In this course, students use the skills learned in HPC I to build a lasting software artifact, intended to benefit a broader community. We will cover software management, such as version control, hosting, and continuous integration, in addition to algorithmic topics, such as mesh and discretization management, algebraic solvers, and scalable communication.
| Instructor | Matthew G. Knepley |
| Class times | 12:30pm to 1:50pm on Tuesday & Thursday |
| Location | Baldy 105 |
Class notes have been prepared for each class, and the lecture will follow the notes. Extensive class notes are also available from the Computational Science I companion course. Students may read over the class notes prior to attending lecture, but it may deviate from the notes somewhat.
We will use the PETSc libraries as a foundation for software development. An optional textbook, PETSc for Partial Differential Equations by Ed Bueler of the University of Alaska Fairbanks, is available from the SIAM Bookstore or Google Play. It is the best resource for learning the advances features of PETSc.

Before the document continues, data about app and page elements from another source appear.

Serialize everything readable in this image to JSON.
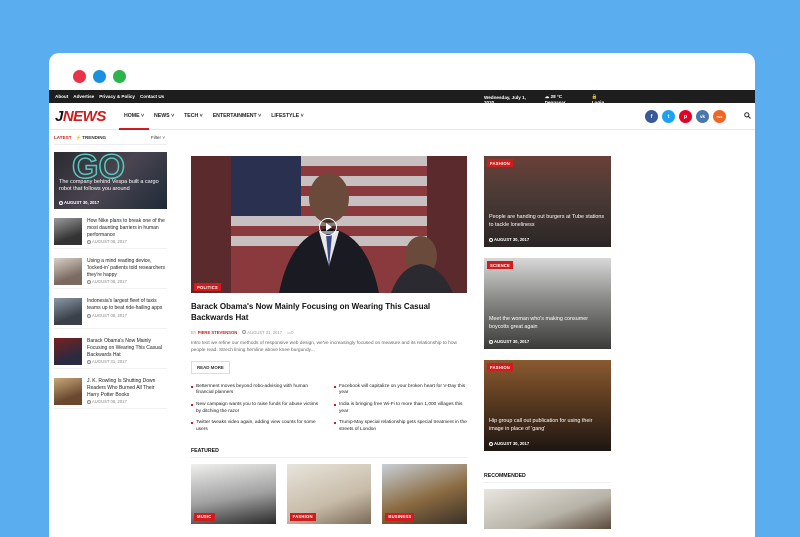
{
  "topbar": {
    "links": [
      "About",
      "Advertise",
      "Privacy & Policy",
      "Contact Us"
    ],
    "date": "Wednesday, July 1, 2020",
    "weather": "28 °C Denpasar",
    "login": "Login"
  },
  "logo": {
    "j": "J",
    "news": "NEWS"
  },
  "nav": {
    "items": [
      {
        "label": "HOME"
      },
      {
        "label": "NEWS"
      },
      {
        "label": "TECH"
      },
      {
        "label": "ENTERTAINMENT"
      },
      {
        "label": "LIFESTYLE"
      }
    ]
  },
  "social": [
    {
      "letter": "f",
      "icon": "facebook-icon",
      "color": "#3b5998"
    },
    {
      "letter": "t",
      "icon": "twitter-icon",
      "color": "#1da1f2"
    },
    {
      "letter": "p",
      "icon": "pinterest-icon",
      "color": "#e60023"
    },
    {
      "letter": "vk",
      "icon": "vk-icon",
      "color": "#4a76a8"
    },
    {
      "letter": "rss",
      "icon": "rss-icon",
      "color": "#f26522"
    }
  ],
  "sidebar": {
    "tab_latest": "LATEST",
    "tab_trending": "TRENDING",
    "filter": "Filter",
    "hero": {
      "title": "The company behind Vespa built a cargo robot that follows you around",
      "date": "AUGUST 30, 2017"
    },
    "items": [
      {
        "title": "How Nike plans to break one of the most daunting barriers in human performance",
        "date": "AUGUST 08, 2017"
      },
      {
        "title": "Using a mind reading device, 'locked-in' patients told researchers they're happy",
        "date": "AUGUST 08, 2017"
      },
      {
        "title": "Indonesia's largest fleet of taxis teams up to beat ride-hailing apps",
        "date": "AUGUST 08, 2017"
      },
      {
        "title": "Barack Obama's Now Mainly Focusing on Wearing This Casual Backwards Hat",
        "date": "AUGUST 31, 2017"
      },
      {
        "title": "J. K. Rowling Is Shutting Down Readers Who Burned All Their Harry Potter Books",
        "date": "AUGUST 08, 2017"
      }
    ]
  },
  "main": {
    "category": "POLITICS",
    "title": "Barack Obama's Now Mainly Focusing on Wearing This Casual Backwards Hat",
    "by": "BY",
    "author": "PIERE STEVENSON",
    "date": "AUGUST 31, 2017",
    "comments": "0",
    "excerpt": "Intro text we refine our methods of responsive web design, we've increasingly focused on measure and its relationship to how people read. Strech lining hemline above knee burgundy...",
    "read_more": "READ MORE",
    "bullets": [
      "Betterment moves beyond robo-advising with human financial planners",
      "Facebook will capitalize on your broken heart for V-Day this year",
      "New campaign wants you to raise funds for abuse victims by ditching the razor",
      "India is bringing free Wi-Fi to more than 1,000 villages this year",
      "Twitter tweaks video again, adding view counts for some users",
      "Trump-May special relationship gets special treatment in the streets of London"
    ],
    "featured_heading": "FEATURED",
    "featured": [
      {
        "category": "MUSIC"
      },
      {
        "category": "FASHION"
      },
      {
        "category": "BUSINESS"
      }
    ]
  },
  "right": {
    "cards": [
      {
        "category": "FASHION",
        "title": "People are handing out burgers at Tube stations to tackle loneliness",
        "date": "AUGUST 30, 2017"
      },
      {
        "category": "SCIENCE",
        "title": "Meet the woman who's making consumer boycotts great again",
        "date": "AUGUST 30, 2017"
      },
      {
        "category": "FASHION",
        "title": "Hip group call out publication for using their image in place of 'gang'",
        "date": "AUGUST 30, 2017"
      }
    ],
    "recommended_heading": "RECOMMENDED"
  }
}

Students will be capable of managing a software repository with multiple developers
Students will be capable of constructing a build system for a software package
Students will be capable of continuous integration testing
Students will be capable of choosing an effective linear solver for a system of algebraic equations
Students will be capable of modeling parallel performance
Students will be capable of analyzing parallel scaling
All work submitted for this course must be your own. As a result, any use of generative AI (e.g., ChatGPT or Grammarly) is prohibited in this class and will be considered a violation of UB’s academic integrity policy. Details of what resources are allowed will be provided for each assignment. If you are unsure if a resource or tool is allowable, be sure to ask.
We will go over the course overview and syllabus. We will discuss as a class what topics we will focus on this semester.
We discuss the course projects. Student proposals for alternative projects should be made on the week projects are assigned. We will also go over the pieces of the Project Report.
We will setup source management and hosting, and look at library dependencies.
We review version control.
Online resources
Really fantastic graphical, interactive Git Branching Tutorial
We setup project version control, SSH access, and look at source evaluation tools.
Online resources
PETSc guide for contributing code to the repository and integrating your contribution into the release.
Students will work on Project I.
We discuss Configure, Make, Automake, CMake, Meson, and other build tools.
We assemble a build environment for projects.
Homework 1: Turn in Project Introduction.
Students will write a one page project description, including its relevance to high performance computing. In addition, they will construct a weekly schedule for project development and testing, and a set of performance milestones.
Everyone will configure and build PETSc on their machine.
Online resources
The PETSc installation instructions
The PETSc manual pages and tutorials are probably the most helpful resources for new users.
Good introduction to PETSc
We discuss parallel linear algebra. Project I is assigned.
Online resources
Using MPI is a good introduction to parallel programming and has many linear algebra examples.
Linear Algebra: Foundations to Frontiers is an excellent multimedia introduction to parallel linear algebra.
We discuss the PETSc implementation of linear algebra, including sparse matrices, data access and encapsulation, and type management.
Homework 2: Turn in Project Background.
We discuss the LogP model paper.
Online resources
This paper describes a new model (in 1993) for assessing parallel communication.
We setup our code to measure parallel communication.
We discuss the paper on modeling and optimizing collective communication.
Online resources
This paper describes a model for collective communication that they use to optimize the implementation.
Students model communication in their project and think about possible optimizations.
We discuss the paper on modeling synchronization in Krylov methods.
Online resources
This paper describes a model for synchronization in Krylov methods. This paper has more experiments.
Students look at the synchronization cost in their projects and think about strategies to mitigate it.
Homework 3: Turn in Project Methodology.
We discuss the paper on node-aware communication.
Online resources
This paper describes a model for parallel communication that takes into account modern architectures.
Students will benchmark parallel communication in their projects.
We discuss the paper on communication in the multigrid algorithm
Online resources
This paper discusses modeling and optimizing communication in multigrid.
Students profile solver performance in their projects and think about possible optimizations.
We discuss the paper on network topology for AI training.
Online resources
This paper discusses network topology for AI training.
Students compute the effect of a different topology for comunication in their project, using a communication performance model.
Homework 4: Turn in Project Results and Conclusions.
Students give a final presentations of their project results.
Students give a final presentations of their project results.
We evaluate the class and discuss improvements.